Довольно быстро Анечка и генерал пришли к негласному двустороннему соглашению – избегать по возможности всяких контактов, не только словесных, но и визуальных. Обе стороны искренне и изо всех сил старались ничем не провоцировать друг друга и не нарушать хрупкое и тревожное перемирие.
Но и все эти предосторожности не спасали от взаимного раздражения и невысказываемых, но от этого еще более жгучих претензий.
Ну вот, например.
Василий Иванович в последнее время по утрам долго и истошно кашлял и громогласно отхаркивался в ванной, для курильщика с таким стажем это неизбежно и нормально, и чего уж тут такого, спрашивается, невыносимого? Но Анечка, лежа в постели и слушая эти доносящиеся через две двери и коридор физиологические звуки, закатывала глаза, шептала «О Господи!», накрывалась с головой одеялом и ощущала себя настоящей мученицей.

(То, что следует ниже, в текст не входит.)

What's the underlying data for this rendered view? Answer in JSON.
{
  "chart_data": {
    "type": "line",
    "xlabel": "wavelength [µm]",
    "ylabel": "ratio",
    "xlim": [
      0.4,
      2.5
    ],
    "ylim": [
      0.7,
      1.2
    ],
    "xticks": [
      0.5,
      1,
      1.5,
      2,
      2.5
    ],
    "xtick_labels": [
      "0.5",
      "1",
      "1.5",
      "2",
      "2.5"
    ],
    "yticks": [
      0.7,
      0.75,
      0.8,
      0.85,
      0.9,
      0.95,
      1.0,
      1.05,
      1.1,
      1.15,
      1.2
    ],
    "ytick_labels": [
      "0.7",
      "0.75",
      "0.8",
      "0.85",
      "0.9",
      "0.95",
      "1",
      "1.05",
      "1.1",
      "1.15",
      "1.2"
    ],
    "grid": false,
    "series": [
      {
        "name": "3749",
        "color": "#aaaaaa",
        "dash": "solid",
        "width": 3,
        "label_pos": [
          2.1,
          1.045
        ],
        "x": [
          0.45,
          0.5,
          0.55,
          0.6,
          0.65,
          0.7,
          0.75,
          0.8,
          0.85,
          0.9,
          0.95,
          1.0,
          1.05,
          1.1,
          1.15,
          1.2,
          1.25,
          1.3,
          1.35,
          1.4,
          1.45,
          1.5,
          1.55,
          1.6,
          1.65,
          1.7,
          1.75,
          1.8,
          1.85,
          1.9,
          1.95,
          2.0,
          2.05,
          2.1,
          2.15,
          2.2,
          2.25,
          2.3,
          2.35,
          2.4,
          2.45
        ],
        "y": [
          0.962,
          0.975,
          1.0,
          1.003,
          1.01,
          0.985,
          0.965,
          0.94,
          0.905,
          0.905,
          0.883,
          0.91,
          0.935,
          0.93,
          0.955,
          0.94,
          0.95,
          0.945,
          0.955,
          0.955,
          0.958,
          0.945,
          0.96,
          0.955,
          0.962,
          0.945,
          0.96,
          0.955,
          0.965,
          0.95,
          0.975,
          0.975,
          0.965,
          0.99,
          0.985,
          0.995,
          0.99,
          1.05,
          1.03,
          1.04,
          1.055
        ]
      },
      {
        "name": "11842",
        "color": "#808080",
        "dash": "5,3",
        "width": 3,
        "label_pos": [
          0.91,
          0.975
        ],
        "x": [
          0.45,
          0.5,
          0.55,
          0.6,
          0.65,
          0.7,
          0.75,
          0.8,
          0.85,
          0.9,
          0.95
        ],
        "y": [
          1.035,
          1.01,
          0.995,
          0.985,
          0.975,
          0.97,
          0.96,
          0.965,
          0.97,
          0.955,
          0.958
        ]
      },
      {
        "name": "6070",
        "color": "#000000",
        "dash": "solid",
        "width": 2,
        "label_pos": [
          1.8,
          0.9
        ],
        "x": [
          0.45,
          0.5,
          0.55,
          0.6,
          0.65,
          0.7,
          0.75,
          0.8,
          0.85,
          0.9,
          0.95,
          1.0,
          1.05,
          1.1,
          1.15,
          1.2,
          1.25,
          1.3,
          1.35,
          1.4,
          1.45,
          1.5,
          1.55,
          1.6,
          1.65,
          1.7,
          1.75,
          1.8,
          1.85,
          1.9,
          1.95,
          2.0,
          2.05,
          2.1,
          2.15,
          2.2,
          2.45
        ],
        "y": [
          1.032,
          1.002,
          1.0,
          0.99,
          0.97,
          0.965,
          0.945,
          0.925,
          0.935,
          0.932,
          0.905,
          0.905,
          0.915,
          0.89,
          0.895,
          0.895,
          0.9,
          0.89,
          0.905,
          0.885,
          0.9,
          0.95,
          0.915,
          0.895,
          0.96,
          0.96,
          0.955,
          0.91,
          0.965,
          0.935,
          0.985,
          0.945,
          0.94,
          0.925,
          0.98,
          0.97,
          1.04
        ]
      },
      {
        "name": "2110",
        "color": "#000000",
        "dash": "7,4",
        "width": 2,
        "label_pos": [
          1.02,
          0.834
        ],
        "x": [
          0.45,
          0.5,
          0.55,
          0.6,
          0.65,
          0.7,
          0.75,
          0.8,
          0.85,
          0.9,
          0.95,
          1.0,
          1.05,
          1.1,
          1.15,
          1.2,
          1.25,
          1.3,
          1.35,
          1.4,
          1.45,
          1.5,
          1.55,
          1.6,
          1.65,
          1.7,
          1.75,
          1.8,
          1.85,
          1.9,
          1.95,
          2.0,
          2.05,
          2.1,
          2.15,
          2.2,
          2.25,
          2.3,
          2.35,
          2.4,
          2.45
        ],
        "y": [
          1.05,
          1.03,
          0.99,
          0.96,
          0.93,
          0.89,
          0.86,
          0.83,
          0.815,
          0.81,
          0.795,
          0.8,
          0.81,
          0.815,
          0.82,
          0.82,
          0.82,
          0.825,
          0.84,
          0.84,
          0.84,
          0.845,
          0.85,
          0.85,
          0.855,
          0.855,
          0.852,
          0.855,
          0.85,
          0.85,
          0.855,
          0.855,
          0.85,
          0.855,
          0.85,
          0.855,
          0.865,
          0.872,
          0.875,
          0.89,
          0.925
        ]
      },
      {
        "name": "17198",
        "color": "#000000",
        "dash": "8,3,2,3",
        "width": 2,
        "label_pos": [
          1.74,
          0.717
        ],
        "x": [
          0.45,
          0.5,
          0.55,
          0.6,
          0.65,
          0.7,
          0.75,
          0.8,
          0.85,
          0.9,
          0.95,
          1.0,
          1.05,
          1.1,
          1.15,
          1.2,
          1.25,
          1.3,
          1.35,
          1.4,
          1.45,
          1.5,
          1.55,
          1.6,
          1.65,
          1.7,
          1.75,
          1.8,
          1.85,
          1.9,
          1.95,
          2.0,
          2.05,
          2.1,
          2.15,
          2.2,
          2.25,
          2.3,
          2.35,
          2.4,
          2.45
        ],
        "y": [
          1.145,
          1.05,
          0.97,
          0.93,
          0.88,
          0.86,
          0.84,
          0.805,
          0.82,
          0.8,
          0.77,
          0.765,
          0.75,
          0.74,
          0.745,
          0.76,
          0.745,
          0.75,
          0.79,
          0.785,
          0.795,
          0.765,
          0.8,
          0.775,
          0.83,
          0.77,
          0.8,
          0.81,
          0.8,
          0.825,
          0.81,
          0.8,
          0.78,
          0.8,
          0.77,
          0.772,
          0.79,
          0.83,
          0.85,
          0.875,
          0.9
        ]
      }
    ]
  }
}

Но в будни все-таки особых проблем не возникало, утром, когда отец и Степка уходили, Аня еще спала, во всяком случае, оставалась в постели, а когда генерал возвращался, она уже укладывалась, ведь домой Василий Иванович, прямо скажем, не торопился, торчал в своем кабинете иногда часов до одиннадцати, а то и до двенадцати, и выходил из штаба дивизии, как тот император из гроба, и брел по безлюдному полночному поселку, иногда до полусмерти пугая какого-нибудь случайного забулдыгу-прапорщика или блудливого старлея, спешащего наставить рога заступившему на боевое дежурство сослуживцу.
А вот выходные были бесконечны, угрюмы и взрывоопасны. Правда, по вечерам приходила Машка и немного разряжала насыщенную электричеством атмосферу.
Первое время она вообще таскалась каждый день, но даже и с ее эмоциональной близорукостью и полнейшим отсутствием всякой чуткости и мнительности было трудно не заметить, что Анечка не в полном восторге от ее ежевечернего присутствия, и громыхания, и докучливых уговоров пойти в кино или хотя бы просто погулять.
Но в субботу вечером Большую Берту ждали с нетерпением все: и мрачная подруга, и генерал, да и Степке было при ней все-таки вольготней и безопасней.
Лариса Сергеевна, уже через день забывшая обиду, тоже попыталась было внедриться и поучаствовать, но Анечка ее безоговорочно отбрила, почувствовав, что соседке кажется чересчур уж интересным то положение, в котором оказалась юная Бочажок. Так она и сказала: «Простите, Лариса Сергеевна, мне кажется, это вас нисколько не касается».